The lights in the bay went off, leaving them in pitch-blackness for a few seconds, then a sliver of starlight appeared at the cargo bay door, growing larger as the door opened. The bay decompressed with a puff of air. Manning and his men moved forward, weapons at the ready. Turcotte followed right behind them, switching his display over to night vision, amplifying the starlight.
The space station was directly ahead, three connected modules and the large solar panels extended. And three bodies floated nearby, dressed in blue jumpsuits.
“What was the crew of the station?” Turcotte asked.
Quinn quickly responded. “Three — two American, one Russian.”
Three more dead, Turcotte thought. A small number when considered against the toll from the recent world war, but still — why had Aspasia’s Shadow taken the space station? Turcotte wondered. He didn’t need it. And Turcotte also knew that Aspasia’s Shadow knew him.

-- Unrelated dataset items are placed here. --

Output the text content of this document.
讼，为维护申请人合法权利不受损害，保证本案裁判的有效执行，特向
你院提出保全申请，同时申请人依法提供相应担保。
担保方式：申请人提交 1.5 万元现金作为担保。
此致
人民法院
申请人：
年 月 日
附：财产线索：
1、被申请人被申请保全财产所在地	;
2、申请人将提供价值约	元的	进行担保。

“The crew are dead,” Turcotte said. “We can see that,” Manning said.
Turcotte realized he shouldn’t have pointed out the obvious to Manning, but he wanted the captain to realize that only hostiles were on board the space station now.
“Holding in place,” Yakov said as he brought the mothership to a halt less than one hundred meters from the space station.
“On me, circle wedge,” Manning ordered. The dozen commandos jetted out of the cargo bay, spreading out, left and right, up and down. Turcotte realized this was a very different venue for combat, one where three dimensions had to be considered constantly. He held back, on the edge of the cargo bay. He waited until the lead commando reached the space station.